Search & Retrieval Engine
High-performance document search and retrieval systems.
Last modified on March 1, 2026
Problem Statement & Constraints
Design a high-performance search and retrieval engine to index and query large volumes of documents or media, providing fast and relevant results. The system must handle massive query loads, ensure eventual consistency for updates, and maintain sub-millisecond response times while supporting advanced ranking and filtering features.
Functional Requirements
- Index and search large document/media collections.
- Support full-text search, filtering, and faceting.
- Provide relevance ranking and result explanations.
- Handle real-time index updates.
Non-Functional Requirements
- Scale: 1M queries/sec; index 1B+ documents.
- Availability: 99.99% query availability.
- Consistency: Eventual consistency for index updates (1–5 second delay).
- Latency: P99 < 50ms for query response.
- Workload Profile:
- Read:Write ratio: ~99:1
- Peak throughput: 1M queries/sec
- Retention: indefinite search index; document versioning
High-Level Architecture
A Query Parser scatters inputs across multiple shards.
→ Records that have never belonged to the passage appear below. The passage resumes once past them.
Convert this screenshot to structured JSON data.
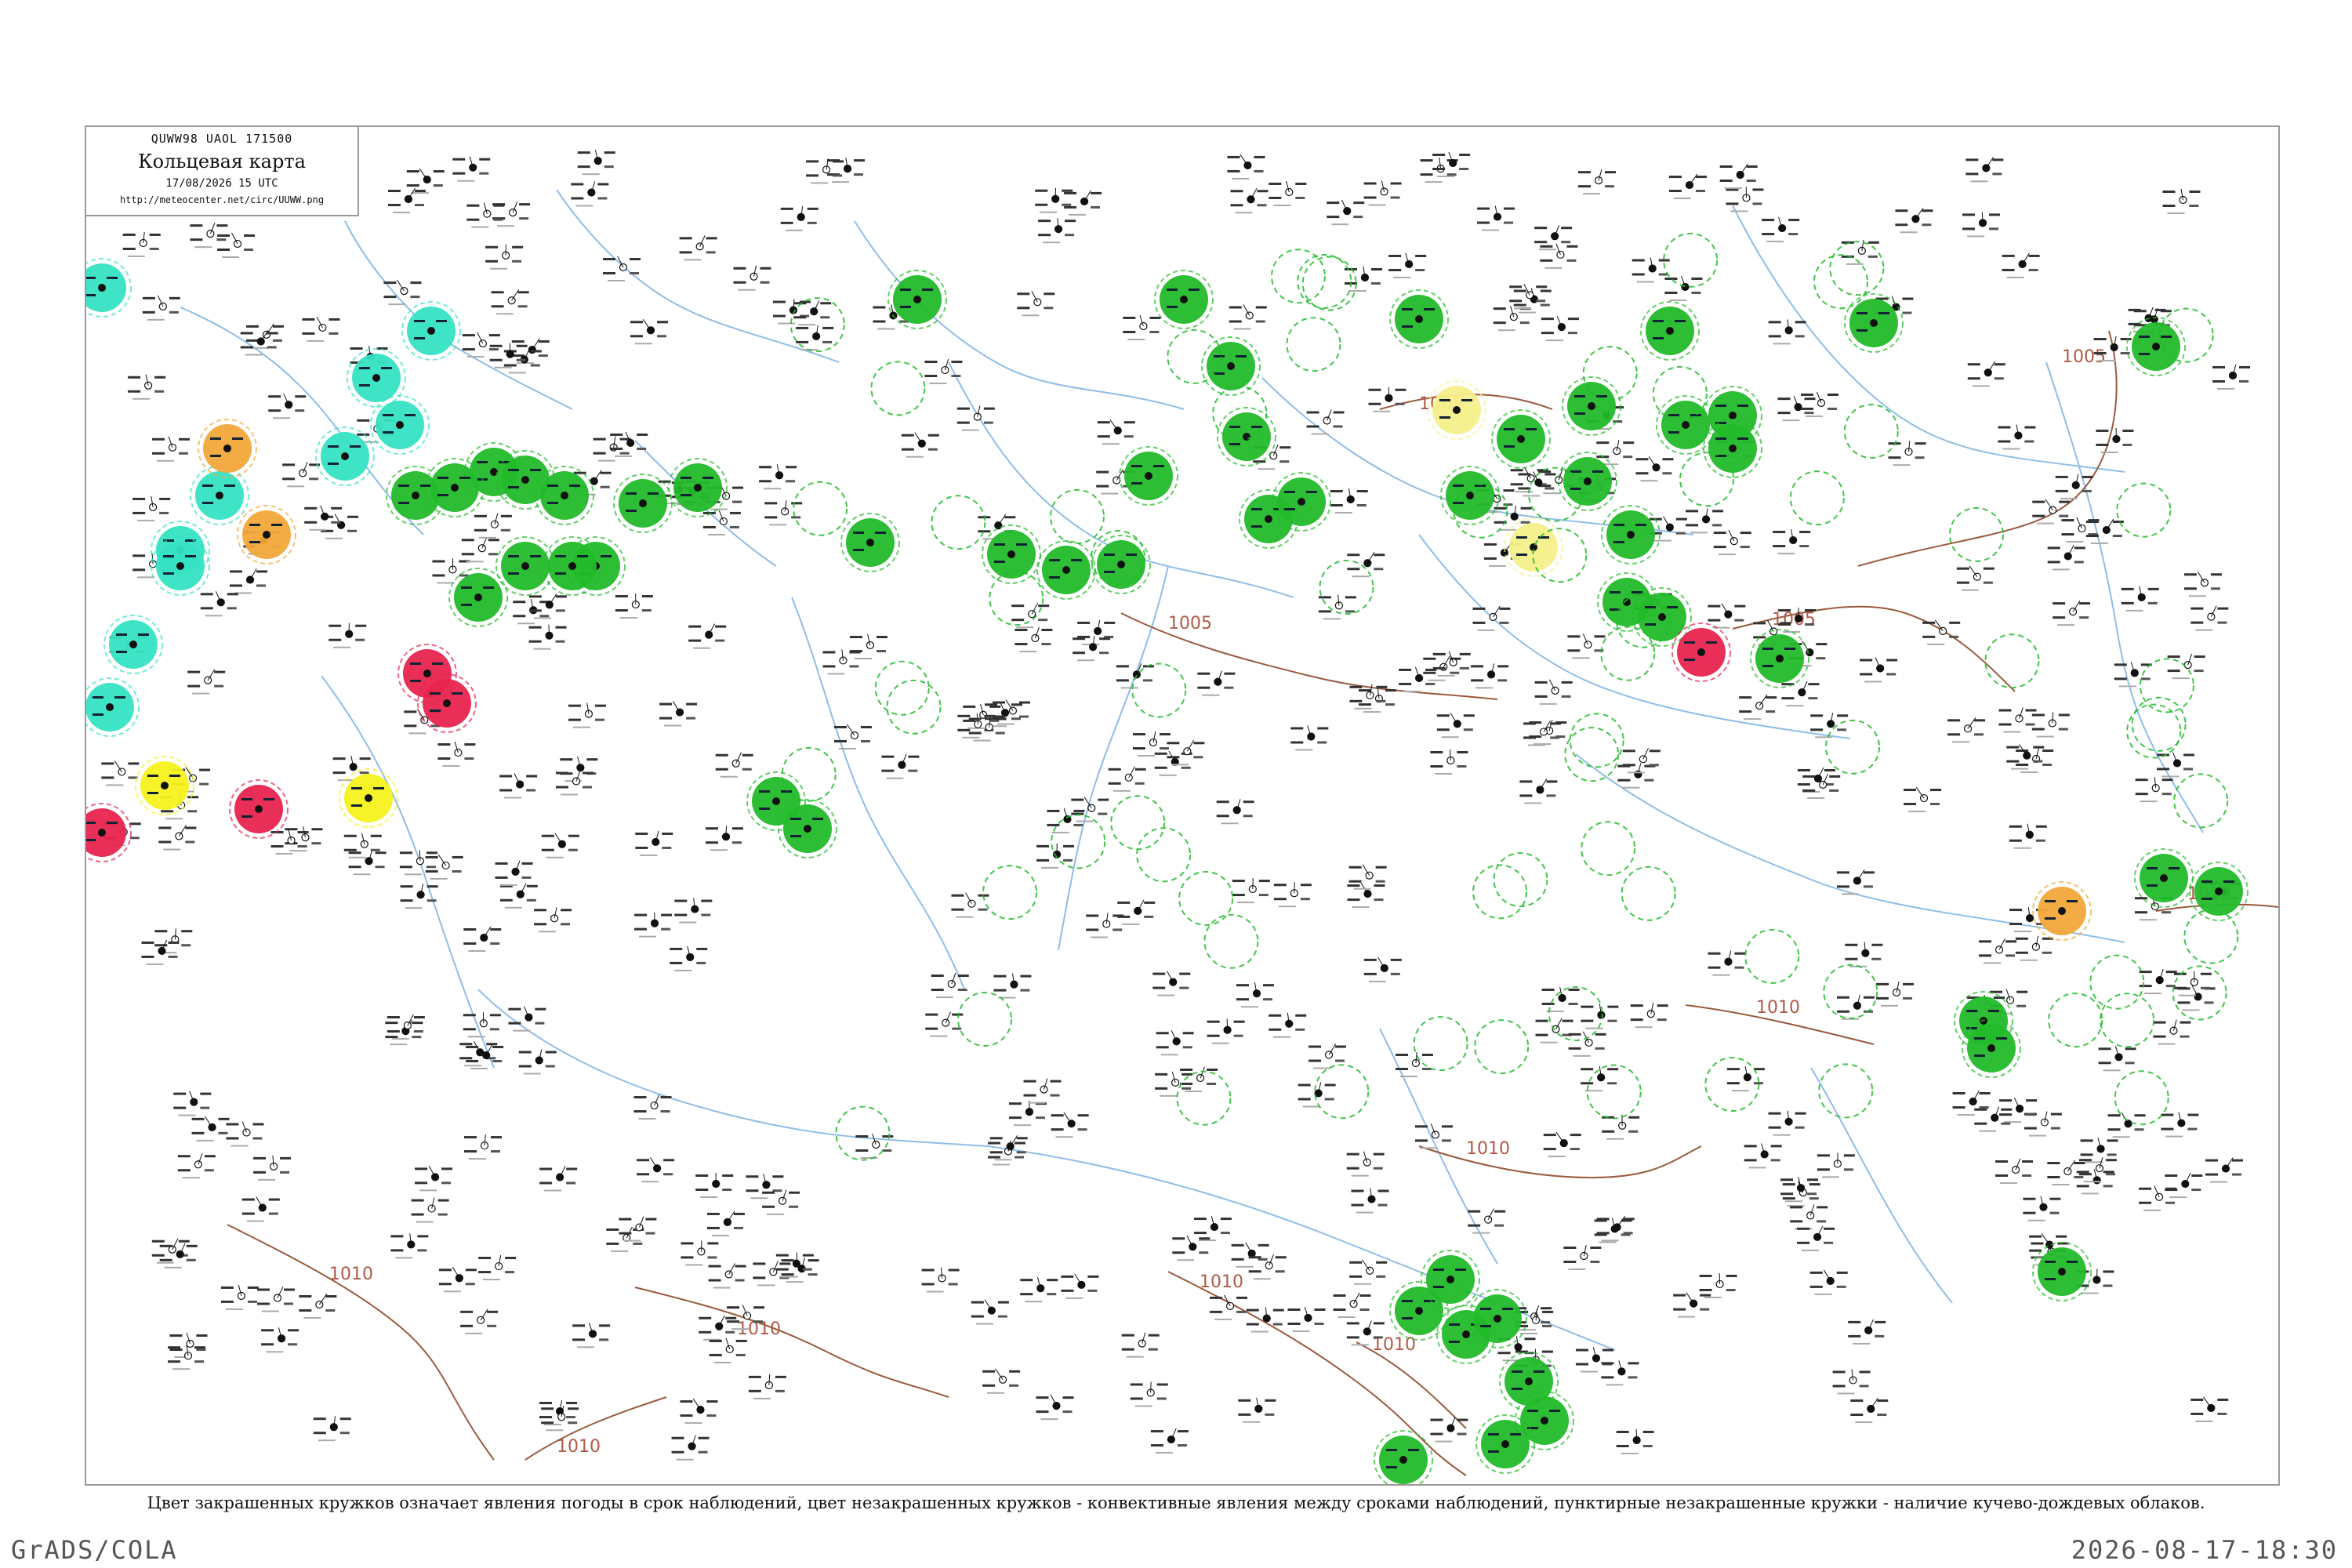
{
  "header": {
    "code": "QUWW98  UAOL  171500",
    "title": "Кольцевая карта",
    "date": "17/08/2026 15 UTC",
    "url": "http://meteocenter.net/circ/UUWW.png"
  },
  "caption": "Цвет закрашенных кружков означает явления погоды в срок наблюдений, цвет незакрашенных кружков - конвективные явления между сроками наблюдений, пунктирные незакрашенные кружки - наличие кучево-дождевых облаков.",
  "footer": {
    "left": "GrADS/COLA",
    "right": "2026-08-17-18:30"
  },
  "colors": {
    "green": "#22bb2a",
    "cyan": "#35e3c4",
    "orange": "#f2a73a",
    "yellow": "#f7f21e",
    "pale_yellow": "#f5f08a",
    "red": "#e8244f",
    "isobar": "#9a5a3d",
    "river": "#8fbde8"
  },
  "isobars": [
    {
      "label": "1005",
      "count": 1
    },
    {
      "label": "1005",
      "count": 1
    },
    {
      "label": "1005",
      "count": 1
    },
    {
      "label": "1005",
      "count": 1
    },
    {
      "label": "1010",
      "count": 1
    },
    {
      "label": "1010",
      "count": 1
    },
    {
      "label": "1010",
      "count": 1
    },
    {
      "label": "1010",
      "count": 1
    },
    {
      "label": "1010",
      "count": 1
    },
    {
      "label": "1010",
      "count": 1
    },
    {
      "label": "1010",
      "count": 1
    },
    {
      "label": "1010",
      "count": 1
    }
  ],
  "filled_markers": [
    {
      "color": "cyan",
      "count": 10
    },
    {
      "color": "green",
      "count": 52
    },
    {
      "color": "orange",
      "count": 3
    },
    {
      "color": "yellow",
      "count": 2
    },
    {
      "color": "pale_yellow",
      "count": 2
    },
    {
      "color": "red",
      "count": 5
    }
  ],
  "station_samples": [
    "156",
    "150",
    "122",
    "108",
    "207",
    "145",
    "142",
    "016",
    "147",
    "097",
    "180",
    "058",
    "263",
    "086",
    "72",
    "264",
    "090",
    "170",
    "209",
    "182"
  ]
}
Each shard executes parallel Local Rank-K retrievals combining lexical and semantic signals. A Scatter-Gather coordinator merges shard results, passing candidates through an ML Re-Ranker to optimize the final Top-K absolute order. An independent Index Writer continuously streams updates into shards.
Data Design
An Inverted Index combines an in-memory dictionary with compressed on-disk posting lists for rapid keyword search. A Vector Store leverages HNSW proximity graphs for dense semantic search alongside JSON metadata for exact faceting.
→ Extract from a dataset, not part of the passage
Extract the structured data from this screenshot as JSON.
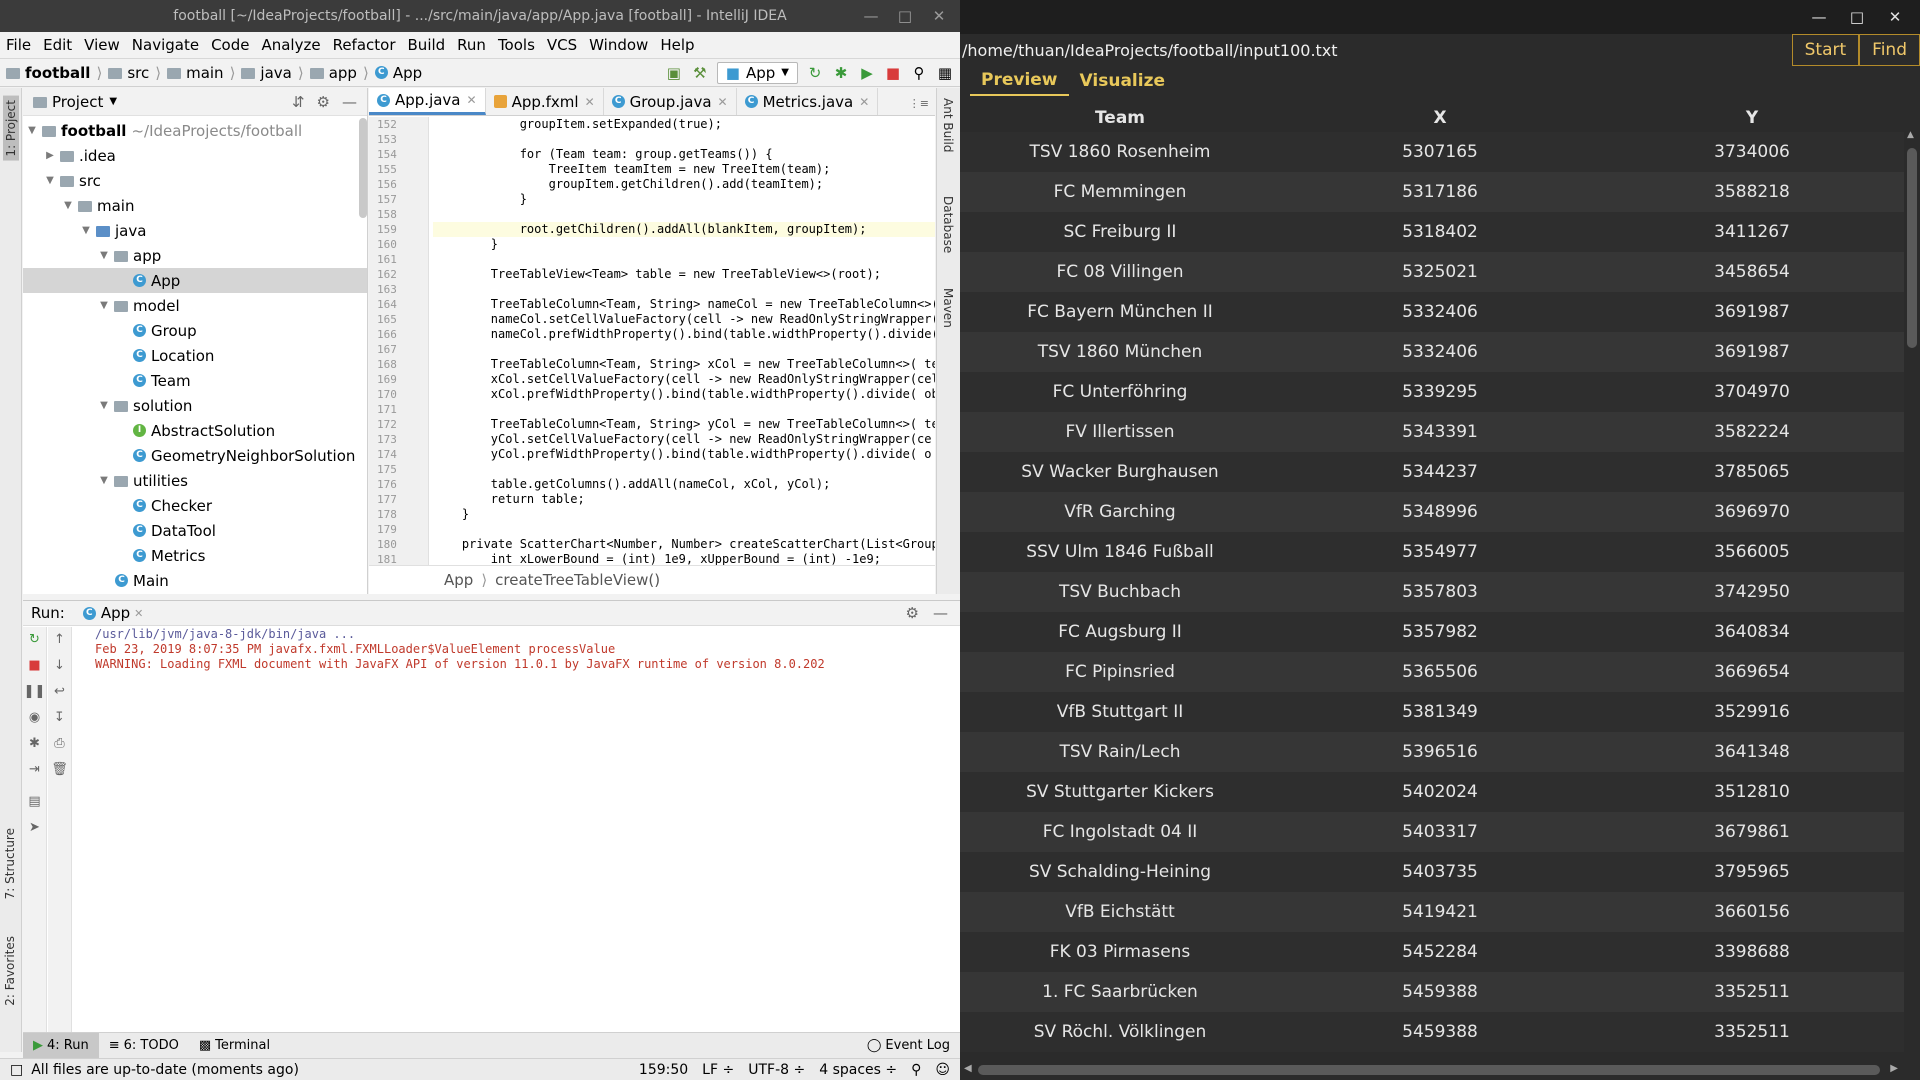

Inverted Index (SSTables/Segments)
| Component | Structure | Description | Storage |
|---|---|---|---|
| Dictionary | Sorted Term Map | Term string to Offset lookup. | Memory/Cache |
| Postings | PForDelta List | Compressed document IDs + counts. | Disk |
| Positions | Delta-coded | Token offsets for phrase queries. | Disk |
Vector Store (HNSW/IVF)
| Field | Type | Dim | Purpose |
|---|---|---|---|
| doc_embedding | Float16 Vector | 768 | Semantic similarity search. |
| hnsw_graph | Proximity Graph | N/A | Fast approximate NN search. |
| doc_metadata | JSON | N/A | Filtering/Faceting after retrieval. |
Deep Dive & Trade-offs
Deep Dive
Inverted index: PForDelta-compressed posting lists with positional data use immutable segments and LSM merges to guarantee non-blocking reads.
Hybrid ranking: BM25 lexical candidate generation combines with dense vector semantic embeddings in a two-stage cross-encoder re-ranking pipeline.
NRT index refresh: In-memory segments backed by a WAL refresh every 1–5 seconds, providing near real-time searchability without synchronous commit costs.
Query pipeline: Resolves synonyms and spelling before utilizing bit-set intersections for facets and ACLs to densely prune before scoring.
Relevance feedback loops: Click-through telemetry implicitly trains learning-to-rank models, aided by an explicit
explainAPI for tuning breakdowns.Security & Multi-tenancy: Shard-level tenant isolation pairs with Bloom filters on document ACLs to rapidly skip unauthorized tokens during traversal.
Trade-offs
Lexical vs. Semantic Search: Lexical (BM25) is fast/interpretable; Semantic (Vector) captures meaning but is GPU-heavy. Hybrid balances both at the cost of complexity.
NRT vs. Batch Indexing: NRT (1–5s) provides immediate visibility but adds memory/compaction pressure; Batch is more efficient but delays document availability.
Scatter-Gather vs. Single-Node: Scatter-Gather scales horizontally for massive corpora but adds network hops; Single-Node is simpler but limited by machine capacity.
Operational Excellence
SLIs / SLOs
- SLO: P99 query latency < 50 ms for keyword search; < 150 ms for hybrid (keyword + vector) search.
- SLO: 99.99% availability of the search API.
- SLIs: query_latency_p99, index_freshness_lag, query_error_rate, recall_at_k, shard_replica_lag.
Reliability & Resiliency
- Relevance: Nightly evaluation (NDCG, MAP) against labelled query sets.
- Load: Test at 2x peak QPS with representative query distributions.
- Chaos: Kill shard replicas to verify transparent scatter-gather routing.